An advanced 3D gel cathode with continuous ion and electron transport pathway for solid-state lithium batteries

Abstract

Ta-doped Li7La3Zr2O12 (LLZTO) is known as a garnet-type solid-state electrolyte with high ionic conductivity and good stability against lithium metal anode, which is regarded as one of the most promising electrolytes for the commercialization of solid-state batteries (SSBs). However, the poor electron and ion transport among cathode active material particles, as well as the large interfacial impedance between LLZTO ceramic pellet and cathode, remain major issues for SSBs. In this work, we proposed a novel 3D gel cathode based on the “cation-π” interaction between the organic cations in ionic liquid (IL) and the large electron-rich π-system in single-walled carbon nanotubes (SWNTs).

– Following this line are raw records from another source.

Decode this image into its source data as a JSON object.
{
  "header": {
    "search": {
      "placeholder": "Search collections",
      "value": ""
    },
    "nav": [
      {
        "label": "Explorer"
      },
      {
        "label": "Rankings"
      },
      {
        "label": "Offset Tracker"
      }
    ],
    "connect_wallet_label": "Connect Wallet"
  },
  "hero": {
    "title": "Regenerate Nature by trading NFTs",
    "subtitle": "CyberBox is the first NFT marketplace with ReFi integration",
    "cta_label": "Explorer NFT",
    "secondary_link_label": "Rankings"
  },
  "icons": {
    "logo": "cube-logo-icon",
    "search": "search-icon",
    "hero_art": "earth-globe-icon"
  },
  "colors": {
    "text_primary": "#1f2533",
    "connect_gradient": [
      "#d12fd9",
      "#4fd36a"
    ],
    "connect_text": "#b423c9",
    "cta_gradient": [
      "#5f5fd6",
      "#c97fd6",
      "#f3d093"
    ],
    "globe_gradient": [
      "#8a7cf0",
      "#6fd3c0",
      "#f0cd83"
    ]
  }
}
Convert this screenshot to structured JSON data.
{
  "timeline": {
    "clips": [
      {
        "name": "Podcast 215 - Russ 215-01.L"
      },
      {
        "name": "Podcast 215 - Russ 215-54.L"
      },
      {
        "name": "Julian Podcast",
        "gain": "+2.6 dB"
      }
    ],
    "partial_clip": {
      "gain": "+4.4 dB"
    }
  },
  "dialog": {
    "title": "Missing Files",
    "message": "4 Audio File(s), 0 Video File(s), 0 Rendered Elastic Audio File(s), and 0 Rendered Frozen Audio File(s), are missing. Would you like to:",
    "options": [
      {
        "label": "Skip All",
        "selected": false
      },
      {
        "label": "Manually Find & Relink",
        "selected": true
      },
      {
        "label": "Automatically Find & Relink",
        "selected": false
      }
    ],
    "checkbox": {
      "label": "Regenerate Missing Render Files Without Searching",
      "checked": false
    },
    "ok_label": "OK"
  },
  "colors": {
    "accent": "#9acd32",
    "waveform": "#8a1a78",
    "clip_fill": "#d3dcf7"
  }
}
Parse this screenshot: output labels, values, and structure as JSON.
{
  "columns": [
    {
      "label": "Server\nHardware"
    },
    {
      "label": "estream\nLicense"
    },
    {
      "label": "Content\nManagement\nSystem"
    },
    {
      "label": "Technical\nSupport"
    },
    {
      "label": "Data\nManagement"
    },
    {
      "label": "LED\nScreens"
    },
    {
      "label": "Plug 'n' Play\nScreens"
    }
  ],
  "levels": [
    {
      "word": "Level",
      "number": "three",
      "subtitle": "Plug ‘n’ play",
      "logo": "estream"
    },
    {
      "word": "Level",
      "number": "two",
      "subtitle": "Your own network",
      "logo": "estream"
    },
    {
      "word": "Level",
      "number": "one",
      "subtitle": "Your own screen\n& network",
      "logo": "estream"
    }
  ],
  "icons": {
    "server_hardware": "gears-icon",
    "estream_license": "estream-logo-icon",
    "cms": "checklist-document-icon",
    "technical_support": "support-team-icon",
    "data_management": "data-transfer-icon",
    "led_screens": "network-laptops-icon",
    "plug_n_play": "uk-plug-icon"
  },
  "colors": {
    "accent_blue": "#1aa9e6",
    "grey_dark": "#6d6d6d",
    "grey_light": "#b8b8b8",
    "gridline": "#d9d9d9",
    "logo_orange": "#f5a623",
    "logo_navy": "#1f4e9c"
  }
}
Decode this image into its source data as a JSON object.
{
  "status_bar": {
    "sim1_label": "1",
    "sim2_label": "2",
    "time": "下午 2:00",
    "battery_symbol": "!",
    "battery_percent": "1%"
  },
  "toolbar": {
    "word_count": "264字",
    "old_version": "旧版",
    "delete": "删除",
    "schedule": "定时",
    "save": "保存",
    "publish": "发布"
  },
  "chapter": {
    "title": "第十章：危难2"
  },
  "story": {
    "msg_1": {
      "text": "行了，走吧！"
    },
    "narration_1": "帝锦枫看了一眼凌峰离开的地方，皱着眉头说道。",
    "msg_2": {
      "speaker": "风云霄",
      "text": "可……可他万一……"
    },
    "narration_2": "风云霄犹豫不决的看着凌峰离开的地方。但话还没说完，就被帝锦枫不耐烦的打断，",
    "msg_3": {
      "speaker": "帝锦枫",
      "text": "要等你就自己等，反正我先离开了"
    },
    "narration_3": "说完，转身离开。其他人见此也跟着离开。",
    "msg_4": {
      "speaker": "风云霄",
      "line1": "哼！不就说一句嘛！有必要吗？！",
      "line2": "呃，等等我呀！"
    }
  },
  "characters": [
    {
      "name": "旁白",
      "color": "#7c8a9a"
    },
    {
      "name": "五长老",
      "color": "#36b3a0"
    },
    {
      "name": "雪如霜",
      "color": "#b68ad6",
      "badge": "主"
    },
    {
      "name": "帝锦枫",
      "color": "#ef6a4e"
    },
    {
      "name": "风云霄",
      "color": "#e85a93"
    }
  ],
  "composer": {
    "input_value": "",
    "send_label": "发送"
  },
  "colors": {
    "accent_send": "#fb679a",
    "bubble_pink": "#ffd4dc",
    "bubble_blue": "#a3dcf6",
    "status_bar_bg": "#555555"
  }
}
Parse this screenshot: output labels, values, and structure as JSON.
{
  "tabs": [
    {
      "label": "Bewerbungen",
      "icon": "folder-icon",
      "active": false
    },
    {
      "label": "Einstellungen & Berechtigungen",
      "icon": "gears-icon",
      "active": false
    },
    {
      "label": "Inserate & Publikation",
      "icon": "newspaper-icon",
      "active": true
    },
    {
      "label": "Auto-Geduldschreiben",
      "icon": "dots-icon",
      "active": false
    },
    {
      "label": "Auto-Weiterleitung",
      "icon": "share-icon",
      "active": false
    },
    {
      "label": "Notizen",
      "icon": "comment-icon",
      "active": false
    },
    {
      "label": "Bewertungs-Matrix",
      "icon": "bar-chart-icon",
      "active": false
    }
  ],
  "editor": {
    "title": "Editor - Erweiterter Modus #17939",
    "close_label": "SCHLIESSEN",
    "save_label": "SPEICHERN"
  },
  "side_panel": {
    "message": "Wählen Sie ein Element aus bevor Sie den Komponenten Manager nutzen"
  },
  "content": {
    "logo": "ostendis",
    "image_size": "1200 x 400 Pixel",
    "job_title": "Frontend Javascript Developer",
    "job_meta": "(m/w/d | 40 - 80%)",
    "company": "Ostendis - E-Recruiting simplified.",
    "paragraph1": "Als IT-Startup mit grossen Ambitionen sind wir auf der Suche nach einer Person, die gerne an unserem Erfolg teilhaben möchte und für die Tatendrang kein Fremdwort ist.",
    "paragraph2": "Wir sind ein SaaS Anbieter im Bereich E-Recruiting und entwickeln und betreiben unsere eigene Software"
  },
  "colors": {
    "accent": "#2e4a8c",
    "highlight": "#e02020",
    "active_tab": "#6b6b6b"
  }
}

The designed gel cathode, which is composed of SWNTs, IL and LiFePO4 (LFP) without binder, possesses a good wettability with the LLZTO ceramic pellet and affords highly efficient conductive pathways for electrons and ions through the interface and entire cathode. As a consequence, the assembled SSBs with the gel cathode exhibit excellent long-term cycling stability with a high capacity retention of 91.74% after 700 cycles at 0.5C, and a high coulombic efficiency close to 100% can be achieved over the course of cycling at 25 °C.